Hoy, la moda parece reflejar, quizá más que nunca, lo que somos socialmente, pero no sin un costo. Las líneas de pensamiento laterales que representaban las tribus urbanas, esas formas de vida alternativas, parecen apagarse poco a poco, sumidas en un océano de uniformidad. El estilo "Old Money", por ejemplo, que ha resucitado con mucha fuerza y aires de nostalgia, es un reflejo del deseo irracional de pertenecer a una élite que se sostiene sobre la apariencia y valores tradicionalista. Lo "tradicional" se reinventa, sí, pero sólo como un espejismo que oculta la vacuidad de un sistema que hace del consumo el único motor. Y así, en medio de el remolino global, incluso los colores y texturas se desvanecen, neutralizados en una paleta uniforme que nos borra a todos por igual.
El retorno a lo "tradicional", esa ilusión de seguridad en un mundo que se mueve tan rápido, es una respuesta a la pérdida de nuestra autenticidad. La moda ya no grita, ya no desafía, ya no resiste. Ha sido absorbida por el capitalismo, convertido en un ejercicio mecánico de consumo que no deja espacio para la originalidad. Y mientras todo se disuelve, el individuo se pierde, arrastrado por la corriente de una globalización que no deja lugar para ser único.

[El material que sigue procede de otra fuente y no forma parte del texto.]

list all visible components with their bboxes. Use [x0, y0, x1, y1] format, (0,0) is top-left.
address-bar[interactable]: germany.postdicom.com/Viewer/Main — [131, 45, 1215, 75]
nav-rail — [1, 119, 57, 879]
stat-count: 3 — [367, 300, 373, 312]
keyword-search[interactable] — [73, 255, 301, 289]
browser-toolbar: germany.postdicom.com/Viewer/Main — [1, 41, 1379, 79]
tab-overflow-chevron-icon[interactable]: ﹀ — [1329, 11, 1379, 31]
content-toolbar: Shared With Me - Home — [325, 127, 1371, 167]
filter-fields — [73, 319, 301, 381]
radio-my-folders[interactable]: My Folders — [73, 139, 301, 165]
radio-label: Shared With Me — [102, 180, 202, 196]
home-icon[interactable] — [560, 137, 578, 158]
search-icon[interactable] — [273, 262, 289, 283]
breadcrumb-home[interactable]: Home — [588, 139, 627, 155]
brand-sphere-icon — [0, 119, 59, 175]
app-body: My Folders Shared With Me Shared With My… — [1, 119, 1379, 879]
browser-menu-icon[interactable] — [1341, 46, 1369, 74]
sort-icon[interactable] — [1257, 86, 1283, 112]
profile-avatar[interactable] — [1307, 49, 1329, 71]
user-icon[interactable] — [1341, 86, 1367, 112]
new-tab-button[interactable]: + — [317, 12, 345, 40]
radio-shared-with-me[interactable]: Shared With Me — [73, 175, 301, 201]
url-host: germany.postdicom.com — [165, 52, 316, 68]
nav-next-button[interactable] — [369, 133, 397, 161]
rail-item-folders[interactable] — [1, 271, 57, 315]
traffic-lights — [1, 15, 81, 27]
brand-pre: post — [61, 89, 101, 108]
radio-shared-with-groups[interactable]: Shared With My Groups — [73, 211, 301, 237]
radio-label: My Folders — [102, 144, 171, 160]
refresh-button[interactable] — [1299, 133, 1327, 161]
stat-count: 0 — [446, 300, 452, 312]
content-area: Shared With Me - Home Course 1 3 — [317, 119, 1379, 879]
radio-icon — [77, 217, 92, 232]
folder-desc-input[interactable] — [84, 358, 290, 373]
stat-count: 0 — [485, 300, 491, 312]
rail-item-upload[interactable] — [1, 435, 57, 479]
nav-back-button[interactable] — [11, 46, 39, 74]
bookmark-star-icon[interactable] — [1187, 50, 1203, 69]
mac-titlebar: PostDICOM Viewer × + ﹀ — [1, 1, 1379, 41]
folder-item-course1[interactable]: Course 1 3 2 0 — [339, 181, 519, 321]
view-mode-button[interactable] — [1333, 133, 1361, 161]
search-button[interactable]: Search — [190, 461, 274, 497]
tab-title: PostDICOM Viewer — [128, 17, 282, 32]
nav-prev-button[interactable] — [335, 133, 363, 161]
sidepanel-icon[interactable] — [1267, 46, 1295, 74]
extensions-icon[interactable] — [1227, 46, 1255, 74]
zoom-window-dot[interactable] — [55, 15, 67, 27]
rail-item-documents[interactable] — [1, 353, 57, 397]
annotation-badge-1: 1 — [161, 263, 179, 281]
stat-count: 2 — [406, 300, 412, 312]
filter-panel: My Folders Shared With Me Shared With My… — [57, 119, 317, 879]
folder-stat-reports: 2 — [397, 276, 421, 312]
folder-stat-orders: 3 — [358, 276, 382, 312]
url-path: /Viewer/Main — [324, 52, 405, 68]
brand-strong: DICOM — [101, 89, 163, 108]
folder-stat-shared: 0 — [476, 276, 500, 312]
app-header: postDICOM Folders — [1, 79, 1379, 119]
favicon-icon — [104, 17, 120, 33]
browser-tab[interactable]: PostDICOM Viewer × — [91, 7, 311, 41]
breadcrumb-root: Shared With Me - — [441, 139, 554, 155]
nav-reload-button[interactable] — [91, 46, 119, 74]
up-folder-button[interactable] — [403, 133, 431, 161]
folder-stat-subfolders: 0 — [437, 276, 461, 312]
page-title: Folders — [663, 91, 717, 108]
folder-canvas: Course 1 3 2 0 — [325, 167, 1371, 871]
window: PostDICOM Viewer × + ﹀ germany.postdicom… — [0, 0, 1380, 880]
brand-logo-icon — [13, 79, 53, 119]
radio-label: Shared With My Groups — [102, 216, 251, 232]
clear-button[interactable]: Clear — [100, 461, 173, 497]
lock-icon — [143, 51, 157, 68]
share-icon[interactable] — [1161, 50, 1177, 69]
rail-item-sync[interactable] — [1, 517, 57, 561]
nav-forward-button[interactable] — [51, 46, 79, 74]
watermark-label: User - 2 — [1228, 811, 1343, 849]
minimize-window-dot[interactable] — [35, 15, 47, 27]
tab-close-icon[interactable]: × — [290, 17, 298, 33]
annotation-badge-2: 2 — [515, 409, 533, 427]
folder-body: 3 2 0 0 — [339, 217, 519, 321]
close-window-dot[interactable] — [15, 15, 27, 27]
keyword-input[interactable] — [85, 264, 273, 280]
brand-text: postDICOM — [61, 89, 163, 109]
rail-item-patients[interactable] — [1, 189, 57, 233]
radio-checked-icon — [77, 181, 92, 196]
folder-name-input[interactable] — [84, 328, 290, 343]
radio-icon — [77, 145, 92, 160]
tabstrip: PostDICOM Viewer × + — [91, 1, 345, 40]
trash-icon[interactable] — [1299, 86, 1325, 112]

Al final, la desaparición de las tribus urbanas no es solo un lamento por lo perdido, sino un reflejo de cómo nos hemos disuelto nosotros mismos, convertidos en sombras que ya no saben si son parte de la realidad o de la ilusión. Y mientras tanto, el sistema sonríe, porque ha hecho de nuestra falta de identidad su mayor negocio.